Last week marked the passing of Phyllis Schlafly, who arguably did more to undermine the equal rights of women than any other woman in United States history. As most know, Mrs. Schlafly tirelessly campaigned against the Equal Rights Amendment to the US Constitution (“ERA”). First drafted in 1923, the ERA stated that “[e]quality of rights under the law shall not be denied or abridged by the United States or by any State on account of sex.” The ERA failed to obtain ratification in the requisite number of states and Mrs. Schlafly is usually seen as a key architect of its demise.
Mrs. Schlafly’s death made me ponder what American law, particularly American Constitutional law, would have looked like without her – that is, with an ERA. Would an ERA have allowed Title VII to have a bona fide occupational qualification, a provision that says that sex is a genuine job requirement for some employment? Would Geduldig v. Aiello (1974), the case finding that pregnancy discrimination was not an equal protection violation, have been decided differently under an ERA? And what about all those abortion cases that followed Roe v. Wade (1973), itself precariously based on the implicit right to privacy? What might Roe and its progeny have looked like in a constitutional landscape that included an explicit equality based on sex?

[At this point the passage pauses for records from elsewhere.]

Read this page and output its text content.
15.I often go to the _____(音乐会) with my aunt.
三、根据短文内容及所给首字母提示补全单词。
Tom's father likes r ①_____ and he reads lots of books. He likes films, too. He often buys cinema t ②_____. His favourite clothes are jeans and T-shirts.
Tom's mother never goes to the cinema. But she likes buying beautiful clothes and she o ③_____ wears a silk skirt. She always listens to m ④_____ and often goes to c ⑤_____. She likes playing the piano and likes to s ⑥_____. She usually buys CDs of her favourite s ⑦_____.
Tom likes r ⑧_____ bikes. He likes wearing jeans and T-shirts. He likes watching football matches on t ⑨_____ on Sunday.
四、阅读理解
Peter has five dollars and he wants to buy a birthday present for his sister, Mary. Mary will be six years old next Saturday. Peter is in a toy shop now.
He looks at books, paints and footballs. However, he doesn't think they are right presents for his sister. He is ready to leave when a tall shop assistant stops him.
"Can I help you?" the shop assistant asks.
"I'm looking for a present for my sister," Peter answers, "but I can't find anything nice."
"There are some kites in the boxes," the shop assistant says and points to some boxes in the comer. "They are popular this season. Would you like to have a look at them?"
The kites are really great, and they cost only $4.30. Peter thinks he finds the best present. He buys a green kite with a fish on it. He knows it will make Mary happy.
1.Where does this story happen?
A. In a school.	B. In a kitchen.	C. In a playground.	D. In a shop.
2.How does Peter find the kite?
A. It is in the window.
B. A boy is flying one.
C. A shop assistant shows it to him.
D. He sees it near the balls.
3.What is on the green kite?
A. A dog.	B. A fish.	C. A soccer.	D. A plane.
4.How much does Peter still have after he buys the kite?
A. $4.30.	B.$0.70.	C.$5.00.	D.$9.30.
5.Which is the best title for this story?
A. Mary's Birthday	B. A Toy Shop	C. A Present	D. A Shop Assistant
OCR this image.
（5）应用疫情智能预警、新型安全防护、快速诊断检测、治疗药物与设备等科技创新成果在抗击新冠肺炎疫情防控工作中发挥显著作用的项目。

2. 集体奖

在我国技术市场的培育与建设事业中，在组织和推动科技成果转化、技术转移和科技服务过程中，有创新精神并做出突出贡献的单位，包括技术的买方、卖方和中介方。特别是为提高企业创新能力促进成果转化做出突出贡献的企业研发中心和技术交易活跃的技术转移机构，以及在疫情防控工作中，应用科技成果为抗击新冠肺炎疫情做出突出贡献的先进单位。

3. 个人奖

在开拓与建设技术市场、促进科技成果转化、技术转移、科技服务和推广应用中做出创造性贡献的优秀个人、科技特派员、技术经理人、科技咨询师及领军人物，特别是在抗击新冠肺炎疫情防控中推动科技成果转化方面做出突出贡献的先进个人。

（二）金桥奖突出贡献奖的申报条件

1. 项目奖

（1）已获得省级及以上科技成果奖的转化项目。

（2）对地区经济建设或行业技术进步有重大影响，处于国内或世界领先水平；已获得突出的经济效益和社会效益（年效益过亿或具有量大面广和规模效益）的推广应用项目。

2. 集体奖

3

Feminist Judgments: Rewritten Opinions of the United States Supreme Court, the new book I edited with Linda Berger and Bridget Crawford, imagines what 25 key Supreme Court cases on gender might have looked like had the Justices used feminist reasoning to decide the cases. In essence, Feminist Judgments imagines a Supreme Court diverse in multiple ways – not just race, gender, socioeconomic class and sexual orientation, but also philosophy, experience and perspective. The United States Supreme Court has been remarkably homogeneous in all these ways throughout history.
Would Feminist Judgments have been necessary as a visionary project had we had an ERA? It is unclear. Perhaps the passage of the ERA would have changed the composition of the Court – but that seems unlikely. And when I ponder what the ERA would have meant for American anti-discrimination law in the hands of an entirely conservative, white, economically privileged male Supreme Court, questions linger. After all, Geduldig’s holding was based on the famous distinction between women and “pregnant persons.” If it isn’t sex discrimination to treat “pregnant persons” unequally, would an ERA have really made a difference? And Roe and its progeny might have fared no better. Feminist advocates have been largely unsuccessful in convincing the Supreme Court that anti-abortion laws are an equal protection violation based on sex. If “pregnant persons” are a different category from women, aren’t “persons who get abortions” a similarly limited category?
One mission of Feminist Judgments: Rewritten Opinions of the United States Supreme Court is to show that diversity – of sex, race, socioeconomic class, sexual orientation, among others – matters in our system of law. ERA or no ERA, the composition of the Court is critical, because the Justices are the last interpretive word on what the Constitutional text means. If the Justices saw the ERA as limited, or not covering pregnancy or abortion, all the grand words of equality would not have made a real difference in women’s lives. So, in some ways, Phyllis Schlafly made Feminist Judgments necessary, but we might have needed it anyway.